Michigan 119 is also known as Tunnel of Trees. A great motorcycle road. Very tight, the road is a bit more than one lane. Keep your wits about you as bicyclists and other cars could be just around the corner. As I was leading, I rode farther ahead of the others, riding to the left of the center line, so that CJ and Doug would have ample time to move to the right in the event of an approaching car. And there were quite of few of them on this beautiful day. There is a portion that goes down to Lake Michigan, of which we rode a little, as it heads south and away from our true route. If you do go down to Lake Michigan, watch for sand on the road. Back on M-119, you’ll know when you get to “Devil’s Elbow,” the road takes a 90 degree turn and then goes up. Simply awesome! Riding M-119, you are truly in a tunnel of trees. We stopped at a little roadside post office/deli/store and picked up some pins, patches, and stickers. Except for CJ, who doesn’t understand vests, pins, or patches. Or putting stickers on your helmet. Too bad for him. Gorgeous road, highly recommended.

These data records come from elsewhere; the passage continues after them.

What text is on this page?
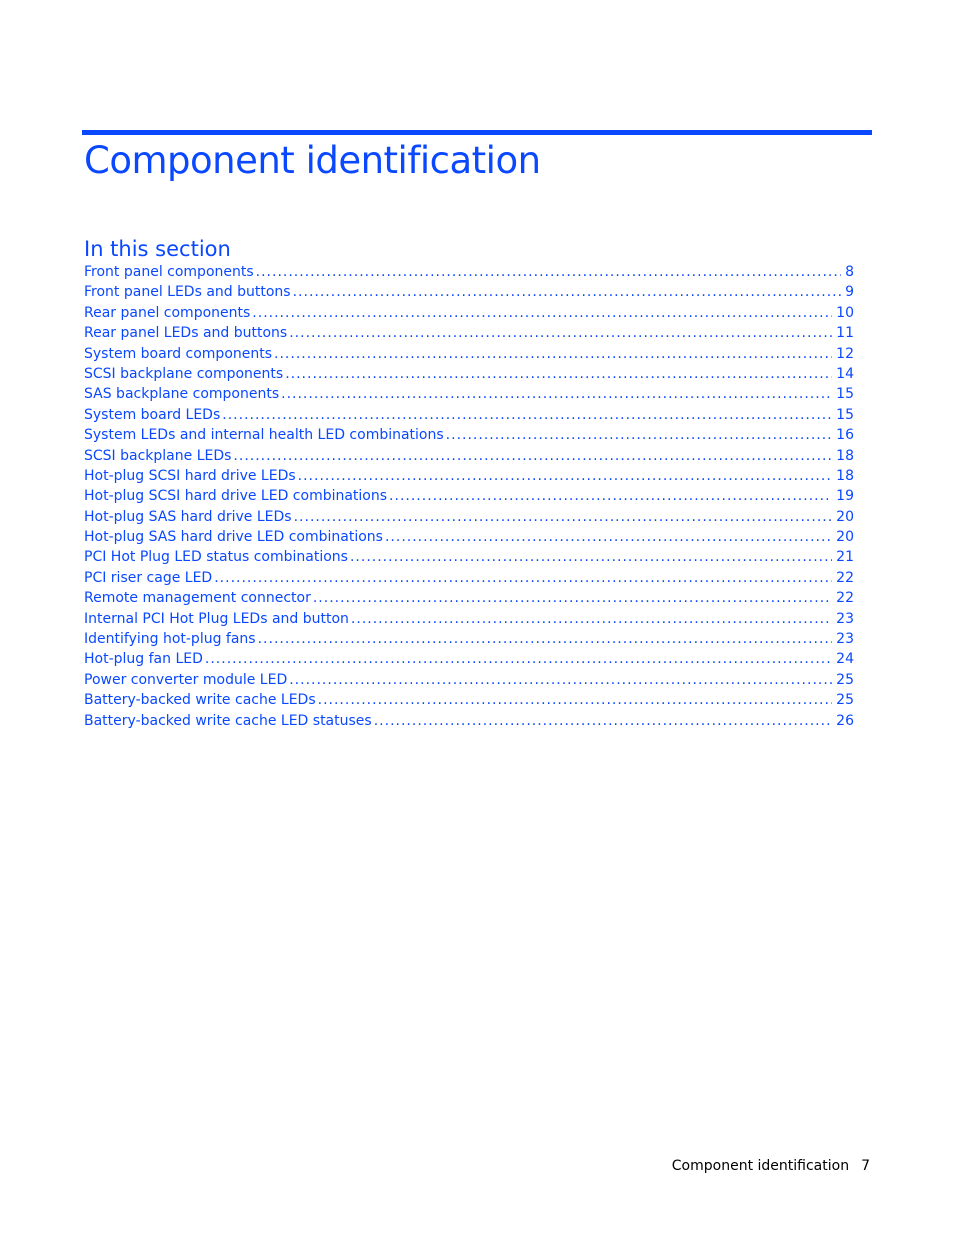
Component identification
In this section
Front panel components .....	8
Front panel LEDs and buttons .....	9
Rear panel components .....	10
Rear panel LEDs and buttons .....	11
System board components .....	12
SCSI backplane components .....	14
SAS backplane components .....	15
System board LEDs .....	15
System LEDs and internal health LED combinations .....	16
SCSI backplane LEDs .....	18
Hot-plug SCSI hard drive LEDs .....	18
Hot-plug SCSI hard drive LED combinations .....	19
Hot-plug SAS hard drive LEDs .....	20
Hot-plug SAS hard drive LED combinations .....	20
PCI Hot Plug LED status combinations .....	21
PCI riser cage LED .....	22
Remote management connector .....	22
Internal PCI Hot Plug LEDs and button .....	23
Identifying hot-plug fans .....	23
Hot-plug fan LED .....	24
Power converter module LED .....	25
Battery-backed write cache LEDs .....	25
Battery-backed write cache LED statuses .....	26
Component identification 7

Mackinac Bridge. Are you kidding? Nearly 5 miles of bridge. The outside lane is paved, the inside lane is grate. We rode the grate, to pass semi tractor trailers and to get a great look of the Straits of Mackinac, 200 feet below us. Toll is $4, which is collected on the north side of the bridge. It was a bright, blue beautiful day to ride the bridge. And the wind wasn’t bad, which is important to know if you’re riding two wheels.

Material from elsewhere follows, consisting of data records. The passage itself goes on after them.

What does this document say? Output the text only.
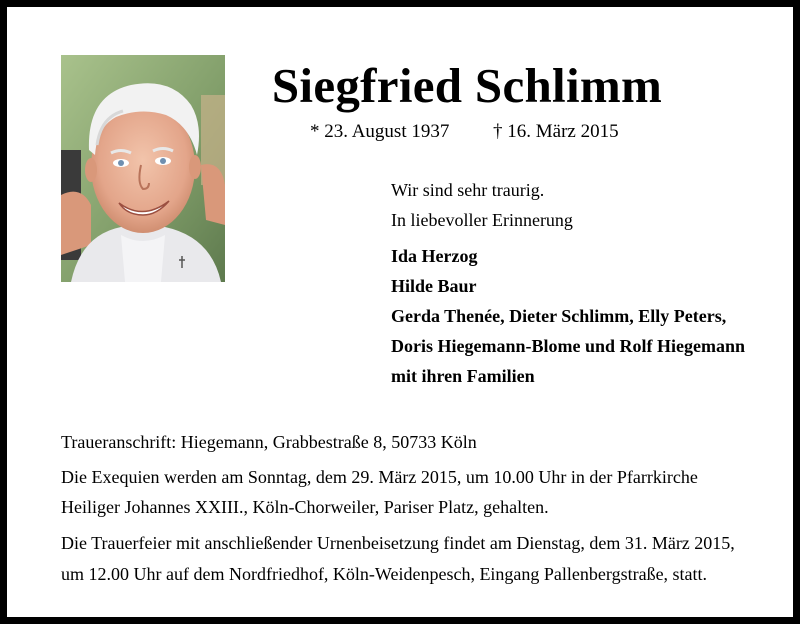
Siegfried Schlimm
* 23. August 1937 † 16. März 2015
Wir sind sehr traurig.
In liebevoller Erinnerung
Ida Herzog
Hilde Baur
Gerda Thenée, Dieter Schlimm, Elly Peters,
Doris Hiegemann-Blome und Rolf Hiegemann
mit ihren Familien
Traueranschrift: Hiegemann, Grabbestraße 8, 50733 Köln
Die Exequien werden am Sonntag, dem 29. März 2015, um 10.00 Uhr in der Pfarrkirche
Heiliger Johannes XXIII., Köln-Chorweiler, Pariser Platz, gehalten.
Die Trauerfeier mit anschließender Urnenbeisetzung findet am Dienstag, dem 31. März 2015,
um 12.00 Uhr auf dem Nordfriedhof, Köln-Weidenpesch, Eingang Pallenbergstraße, statt.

Michigan 123, heading to Whitefish Point. You have to see this to believe just how close you ride to Lake Superior. Beautiful vistas with the lake basically lapping at the road. And Whitefish Point? This is where you can see the actual bell from the Edmund Fitzgerald. While the museum had closed by the time we arrived, the views and the grounds are great.
Our first experience with the Upper Peninsula. Two things we learned in our short time in the UP:
- Gas stations are few and far between. Just because you know that there is a town up ahead, it may not have a gas station. Make smart decisions with respect to your fuel levels and don’t be hesitant to fill up even though you still have 100 miles to empty.

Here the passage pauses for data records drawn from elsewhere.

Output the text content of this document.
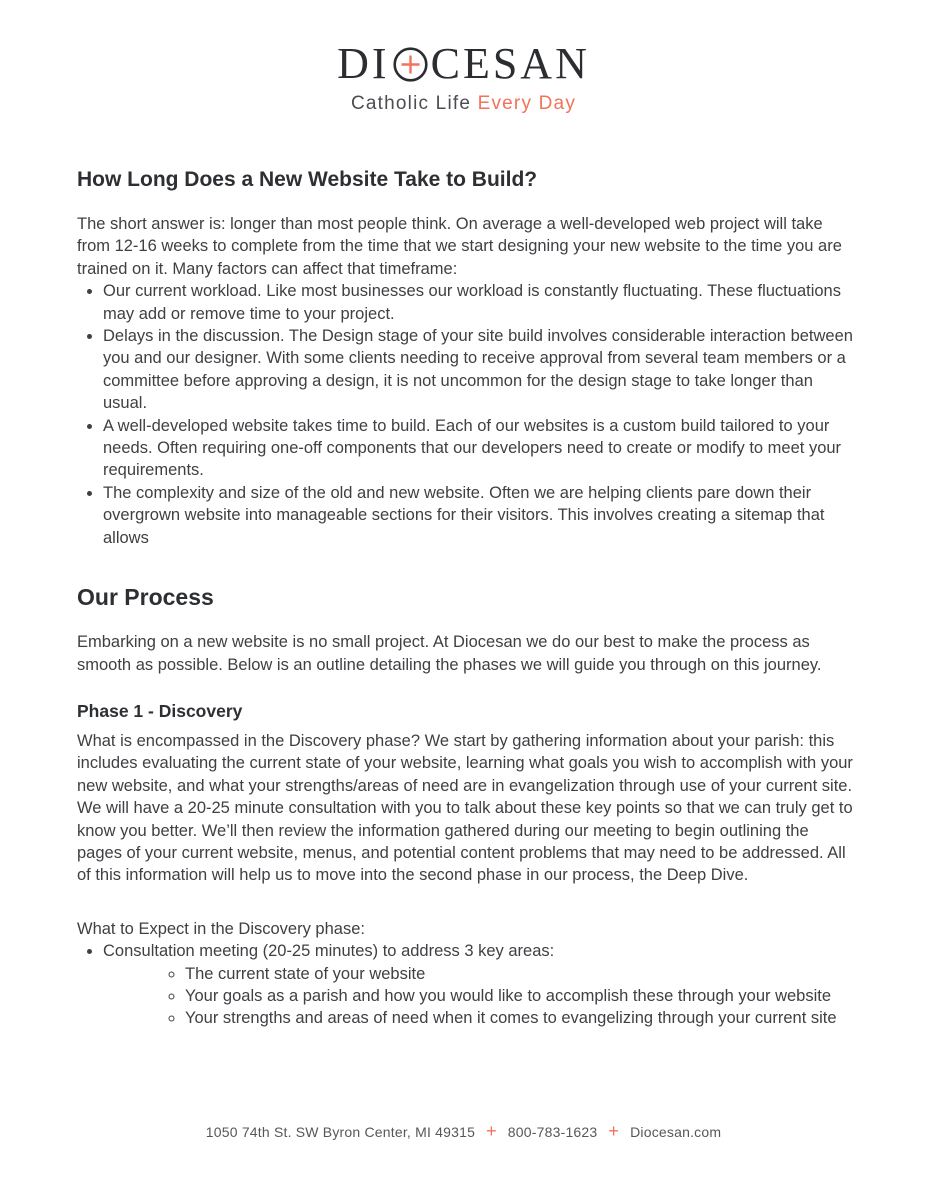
DI CESAN
Catholic Life Every Day
How Long Does a New Website Take to Build?

The short answer is: longer than most people think. On average a well-developed web project will take from 12-16 weeks to complete from the time that we start designing your new website to the time you are trained on it. Many factors can affect that timeframe:

• Our current workload. Like most businesses our workload is constantly fluctuating. These fluctuations may add or remove time to your project.
• Delays in the discussion. The Design stage of your site build involves considerable interaction between you and our designer. With some clients needing to receive approval from several team members or a committee before approving a design, it is not uncommon for the design stage to take longer than usual.
• A well-developed website takes time to build. Each of our websites is a custom build tailored to your needs. Often requiring one-off components that our developers need to create or modify to meet your requirements.
• The complexity and size of the old and new website. Often we are helping clients pare down their overgrown website into manageable sections for their visitors. This involves creating a sitemap that allows
Our Process

Embarking on a new website is no small project. At Diocesan we do our best to make the process as smooth as possible. Below is an outline detailing the phases we will guide you through on this journey.

Phase 1 - Discovery

What is encompassed in the Discovery phase? We start by gathering information about your parish: this includes evaluating the current state of your website, learning what goals you wish to accomplish with your new website, and what your strengths/areas of need are in evangelization through use of your current site. We will have a 20-25 minute consultation with you to talk about these key points so that we can truly get to know you better. We’ll then review the information gathered during our meeting to begin outlining the pages of your current website, menus, and potential content problems that may need to be addressed. All of this information will help us to move into the second phase in our process, the Deep Dive.

What to Expect in the Discovery phase:

• Consultation meeting (20-25 minutes) to address 3 key areas:
◦ The current state of your website
◦ Your goals as a parish and how you would like to accomplish these through your website
◦ Your strengths and areas of need when it comes to evangelizing through your current site
1050 74th St. SW Byron Center, MI 49315 + 800-783-1623 + Diocesan.com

- When the sun goes down, it gets dark. Really dark. Because there are few sizable towns/cities in the UP, there is no light pollution. And zero street lights. It is really, really dark. Keep your wits about you, there are big things in the dark, like moose. And deer.
As night fell, we rode into Newberry. First hotel stop, they didn’t have room for us. Although we doubted that was true, because of the lack of cars in the parking lot. They may not have had rooms for us because the registration desk saw three guys, in armored jackets, arrive on motorcycles. After asking about other lodging, we headed down the road to another hotel. The second hotel had rooms for us. And, bonus!, it was located next to a bar/restaurant, just a short walk from the hotel. Perfect! Newberry eventually worked out okay for us.